感情タグBEST3
なんか良い
中学の同級生の再会もの、
沢田と椎名の気持ちの
温度差やストーリーの進み方も
丁寧で読みやすく
一本の映画を見てるみたいで
面白かったです。
Posted by ブクログ
「逃げないなら、――お前を抱く」
アルバイト先で元同級生の椎名と偶然再会した沢田は、昔とかわらず自分にだけ懐いてくる椎名に愛しさを感じていた。
無口で人に媚びない、芯が強い椎名――その彼が自分の前では無防備になり笑顔を見せてくれる。
心の中の愛しさは次第に欲情にかわり、キスしたくて、触れたくて堪らなくなる気持ちを抑えきれず、沢田は自分にだけ懐く椎名の気持ちを利用して、ある選択を迫って…?
Posted by ブクログ
元同級生の再会もの。回想シーンがあることによって閉鎖的な空気感に広がりが出て息継ぎができます。水槽で泳ぐお魚の気持ちで言えば。
作者さんが言ってるように地味で、下手すると印象が薄い作品なのですが、攻の視点で状況が詳細に語られているので、読んでいるうちに自然と攻の気持ちに感情移入できる良さがあります。
攻の沢田はクールで大人に見えますが、心の中には意外にも執着やら抑圧された欲情やらを抱え込んでる直情型。

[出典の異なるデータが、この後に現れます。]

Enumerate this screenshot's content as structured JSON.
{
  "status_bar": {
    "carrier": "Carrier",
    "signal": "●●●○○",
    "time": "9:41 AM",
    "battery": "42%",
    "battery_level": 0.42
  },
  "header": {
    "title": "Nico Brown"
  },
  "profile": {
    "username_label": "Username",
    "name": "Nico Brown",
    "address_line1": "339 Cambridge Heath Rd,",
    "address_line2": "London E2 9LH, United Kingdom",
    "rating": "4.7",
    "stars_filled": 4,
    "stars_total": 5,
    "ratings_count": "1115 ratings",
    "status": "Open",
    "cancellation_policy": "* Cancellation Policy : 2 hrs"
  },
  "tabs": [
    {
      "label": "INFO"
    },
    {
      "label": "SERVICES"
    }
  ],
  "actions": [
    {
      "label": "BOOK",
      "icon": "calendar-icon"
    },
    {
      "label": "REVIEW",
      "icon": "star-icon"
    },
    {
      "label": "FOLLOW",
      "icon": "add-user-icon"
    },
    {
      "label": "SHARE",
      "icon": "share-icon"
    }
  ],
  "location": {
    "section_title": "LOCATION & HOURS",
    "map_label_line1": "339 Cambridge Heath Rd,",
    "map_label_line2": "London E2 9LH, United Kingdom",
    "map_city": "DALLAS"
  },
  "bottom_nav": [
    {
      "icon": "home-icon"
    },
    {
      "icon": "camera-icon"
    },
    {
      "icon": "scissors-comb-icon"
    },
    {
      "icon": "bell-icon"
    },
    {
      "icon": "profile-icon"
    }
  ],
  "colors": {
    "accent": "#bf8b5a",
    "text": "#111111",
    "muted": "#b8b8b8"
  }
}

以前から椎名に抱いていた感情が肉欲をともなった恋情だと気付いたとたん、相手の友情を逆手にとって強気に攻める肉食系だったのには驚かされました。てっきりクール眼鏡かと。
Hシーンの、相手に有無を言わせない言葉責めに萌えまくり。
一方の椎名は、読んでいても沢田が好きで好きで仕方ないのがわかるのですが、ただしそれを友情だと思い込んでいます。Hを受け入れるのは、沢田を失いたくないから。母親のせいで性に対する嫌悪感が拭えない。沢田に恋しているのに、性愛は罪悪だと思っているのです。
始めは椎名を想う激情にまかせて一方的に抱きまくっていた沢田ですが、彼の真意を知ってスッパリHを断って元の清く正しい友達関係に戻ろうとします。椎名が好きで大切だからこその苦しみの決断が、痛いほど伝わってきます。据え膳食わずに我慢するくらい、愛してるからそこまで忍耐強いとこ見せちゃうんですね。
そして、椎名もまた濃密だった関係が遠のくにつれて、沢田が好き、ということの真の意味をはっきり知ることができるようになっていくのです。感情を表現するのが不器用で、沢田への想いを伝えるのも下手くそで拙かった椎名です。コインを置いたりすることでしか関心を引くことができなかった椎名が、精神的に成長してちゃんと性愛に向き合えるようになったのが良かったなと思えました。
ラストの愛あるHはもちろんよかったのですが、私的には冷静に見える沢田が、椎名好き過ぎて辛抱たまらん感じで大暴走しちゃう無理矢理Hがエロくてよかった。で、反省して「もうしません!」土下座みたいな、クール眼鏡らしからぬ失態ぶりも。